Sommet de l’UA à Niamey: la ZLEC à l’épreuve des règles d’origine

 

 

Le 33e sommet   extraordinaire de l’union africaine (UA)  a ouvert  ses portes jeudi 4 juillet à Niamey où  environ  4 000 participants sont attendus.
Ce rendez-vous continental  (du 4 au 8 juillet) a la particularité de voir  la  Zone de libre-échange continentale (Zlec)  entrer en vigueur  officieusement avant  même les assises.

Sur  les 44 pays signataires, 22 ont déjà ratifié l’accord de libre-échange continental (seuil minimum requis pour l’entrée en vigueur du marché africain).
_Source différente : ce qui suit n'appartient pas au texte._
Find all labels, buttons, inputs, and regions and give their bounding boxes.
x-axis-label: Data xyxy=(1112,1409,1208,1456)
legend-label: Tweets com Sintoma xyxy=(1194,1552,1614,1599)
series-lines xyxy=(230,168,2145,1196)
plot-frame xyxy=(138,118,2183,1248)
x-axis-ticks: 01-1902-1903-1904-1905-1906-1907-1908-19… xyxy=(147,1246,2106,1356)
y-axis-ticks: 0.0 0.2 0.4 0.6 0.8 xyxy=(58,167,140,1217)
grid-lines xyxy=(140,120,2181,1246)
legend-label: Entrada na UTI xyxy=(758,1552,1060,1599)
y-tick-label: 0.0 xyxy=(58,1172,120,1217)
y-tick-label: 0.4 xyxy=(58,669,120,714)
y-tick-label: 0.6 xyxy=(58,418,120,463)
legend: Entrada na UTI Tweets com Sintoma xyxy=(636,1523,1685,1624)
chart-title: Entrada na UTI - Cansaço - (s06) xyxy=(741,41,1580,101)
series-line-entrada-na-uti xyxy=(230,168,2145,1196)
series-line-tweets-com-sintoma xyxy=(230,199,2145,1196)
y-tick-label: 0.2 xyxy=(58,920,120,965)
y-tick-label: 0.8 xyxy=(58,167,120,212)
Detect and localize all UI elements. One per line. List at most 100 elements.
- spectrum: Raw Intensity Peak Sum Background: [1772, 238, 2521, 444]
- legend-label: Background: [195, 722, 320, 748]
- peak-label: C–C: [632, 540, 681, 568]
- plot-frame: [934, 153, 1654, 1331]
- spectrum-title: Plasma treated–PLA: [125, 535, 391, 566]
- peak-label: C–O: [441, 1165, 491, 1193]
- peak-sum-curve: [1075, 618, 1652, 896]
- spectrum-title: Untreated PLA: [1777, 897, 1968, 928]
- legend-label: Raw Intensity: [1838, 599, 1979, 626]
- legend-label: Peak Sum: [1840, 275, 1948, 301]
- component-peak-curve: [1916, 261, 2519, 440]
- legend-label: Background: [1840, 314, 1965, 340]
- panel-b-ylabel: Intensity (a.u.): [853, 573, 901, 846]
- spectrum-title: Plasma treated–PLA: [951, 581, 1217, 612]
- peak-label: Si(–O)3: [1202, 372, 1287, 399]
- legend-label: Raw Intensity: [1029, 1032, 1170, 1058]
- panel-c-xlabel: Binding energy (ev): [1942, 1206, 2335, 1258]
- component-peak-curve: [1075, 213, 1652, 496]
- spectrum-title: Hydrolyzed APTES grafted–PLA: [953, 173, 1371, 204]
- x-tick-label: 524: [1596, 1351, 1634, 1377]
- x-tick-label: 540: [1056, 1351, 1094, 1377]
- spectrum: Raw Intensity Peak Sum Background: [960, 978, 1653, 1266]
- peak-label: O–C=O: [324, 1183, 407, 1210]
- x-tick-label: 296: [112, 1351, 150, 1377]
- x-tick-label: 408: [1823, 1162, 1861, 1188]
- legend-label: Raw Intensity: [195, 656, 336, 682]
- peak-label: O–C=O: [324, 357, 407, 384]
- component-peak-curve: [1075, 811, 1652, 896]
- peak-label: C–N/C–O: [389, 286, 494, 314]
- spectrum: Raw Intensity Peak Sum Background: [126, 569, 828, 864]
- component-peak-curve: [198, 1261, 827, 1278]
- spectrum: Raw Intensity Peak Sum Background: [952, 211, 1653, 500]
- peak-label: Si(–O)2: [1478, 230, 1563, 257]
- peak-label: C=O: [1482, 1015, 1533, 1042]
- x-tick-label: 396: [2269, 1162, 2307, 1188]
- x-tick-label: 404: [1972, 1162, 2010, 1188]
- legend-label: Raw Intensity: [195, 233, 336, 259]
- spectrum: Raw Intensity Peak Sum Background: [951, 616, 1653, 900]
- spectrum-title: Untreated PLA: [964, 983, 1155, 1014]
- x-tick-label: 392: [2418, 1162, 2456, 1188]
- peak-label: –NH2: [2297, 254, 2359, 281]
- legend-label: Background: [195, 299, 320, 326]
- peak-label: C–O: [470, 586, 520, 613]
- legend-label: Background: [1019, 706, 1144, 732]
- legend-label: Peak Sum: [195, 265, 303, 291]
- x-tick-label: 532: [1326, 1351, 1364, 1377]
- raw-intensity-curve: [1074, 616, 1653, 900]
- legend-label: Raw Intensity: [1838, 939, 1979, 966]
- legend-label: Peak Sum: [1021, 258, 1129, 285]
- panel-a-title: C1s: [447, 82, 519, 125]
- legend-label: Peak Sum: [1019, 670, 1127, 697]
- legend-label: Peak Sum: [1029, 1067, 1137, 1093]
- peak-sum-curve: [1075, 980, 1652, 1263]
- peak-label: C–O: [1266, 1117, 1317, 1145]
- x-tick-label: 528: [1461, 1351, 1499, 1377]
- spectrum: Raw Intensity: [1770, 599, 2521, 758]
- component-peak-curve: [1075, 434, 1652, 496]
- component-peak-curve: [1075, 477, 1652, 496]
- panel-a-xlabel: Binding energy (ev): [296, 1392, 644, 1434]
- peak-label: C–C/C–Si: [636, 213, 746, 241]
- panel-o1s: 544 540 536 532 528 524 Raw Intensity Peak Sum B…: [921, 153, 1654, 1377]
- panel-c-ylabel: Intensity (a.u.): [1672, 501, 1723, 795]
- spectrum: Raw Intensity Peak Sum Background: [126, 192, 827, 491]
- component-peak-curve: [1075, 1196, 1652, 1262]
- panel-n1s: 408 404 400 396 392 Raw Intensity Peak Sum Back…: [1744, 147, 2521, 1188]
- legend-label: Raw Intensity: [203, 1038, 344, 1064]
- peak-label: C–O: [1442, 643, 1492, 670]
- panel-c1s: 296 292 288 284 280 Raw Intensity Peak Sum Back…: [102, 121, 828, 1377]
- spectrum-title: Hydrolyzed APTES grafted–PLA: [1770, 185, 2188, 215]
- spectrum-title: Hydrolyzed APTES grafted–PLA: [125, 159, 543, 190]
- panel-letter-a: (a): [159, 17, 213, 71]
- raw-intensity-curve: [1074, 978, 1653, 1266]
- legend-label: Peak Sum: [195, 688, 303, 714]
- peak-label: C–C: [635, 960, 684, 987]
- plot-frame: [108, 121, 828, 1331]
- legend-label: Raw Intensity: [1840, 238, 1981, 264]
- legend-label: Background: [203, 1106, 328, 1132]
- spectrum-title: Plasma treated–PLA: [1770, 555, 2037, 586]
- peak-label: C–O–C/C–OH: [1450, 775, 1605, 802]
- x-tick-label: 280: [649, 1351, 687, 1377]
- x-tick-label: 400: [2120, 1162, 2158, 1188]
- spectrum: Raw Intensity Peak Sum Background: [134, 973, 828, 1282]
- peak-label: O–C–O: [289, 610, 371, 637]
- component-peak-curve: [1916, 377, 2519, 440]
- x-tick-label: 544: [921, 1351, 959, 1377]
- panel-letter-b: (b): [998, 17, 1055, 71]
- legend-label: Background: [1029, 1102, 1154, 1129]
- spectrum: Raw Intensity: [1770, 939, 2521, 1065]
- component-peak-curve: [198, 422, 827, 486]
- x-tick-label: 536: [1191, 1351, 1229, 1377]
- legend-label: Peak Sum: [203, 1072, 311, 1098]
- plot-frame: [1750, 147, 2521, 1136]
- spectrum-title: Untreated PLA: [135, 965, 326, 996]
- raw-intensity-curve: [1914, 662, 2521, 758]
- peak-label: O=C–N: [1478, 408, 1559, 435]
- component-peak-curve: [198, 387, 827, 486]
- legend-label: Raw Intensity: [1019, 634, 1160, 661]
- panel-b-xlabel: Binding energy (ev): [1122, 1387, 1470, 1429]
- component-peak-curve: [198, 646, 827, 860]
Sans compter le Nigeria, la première économie africaine qui s’est engagé à signer et parapher cet accord le 7 juillet à l’issue du sommet .
Dans  cette dynamique, les États membres  mettront un accent particulier sur le lancement de la Zlec, riche de 1,2 milliard d’habitants et fort d’un PIB cumulé de 2500 milliards de dollars.

Les parties prenantes dont une cinquantaine de chefs d’ États aborderont  les voies et moyens pour  booster le commerce intra-africain.
Les échanges inter-africains ne représentent que  15% du commerce global du continent alors qu’en  Asie, elles sont évaluées entre 60 et 70 % en Europe.

Mais avant d’arriver à ce stade, les acteurs (experts, techniciens, entrepreneurs, juristes, comptables, douaniers …) se pencheront sur  l’harmonisation des règles tarifaires, les modalités de la libre circulation des personnes et des marchandises et les règles d’origines (RO).
Justement, ces derniers temps, ces  RO, éléments essentiels pour  ce marché commun, ont fait l’objet d’abondants commentaires.

Selon le rapport  de la Conférence des Nations unies sur le commerce et le développement (Cnuced), « Made in Africa », publié le 26 juin, la Zlec n’aura la chance de survivre  que si elle applique des RO simples.

Petit zoom sur les RO

Selon les spécialistes en commerce international, les RO sont indispensables pour la réalisation du développement du commerce intra africain,  premier objectif de la ZLECAF.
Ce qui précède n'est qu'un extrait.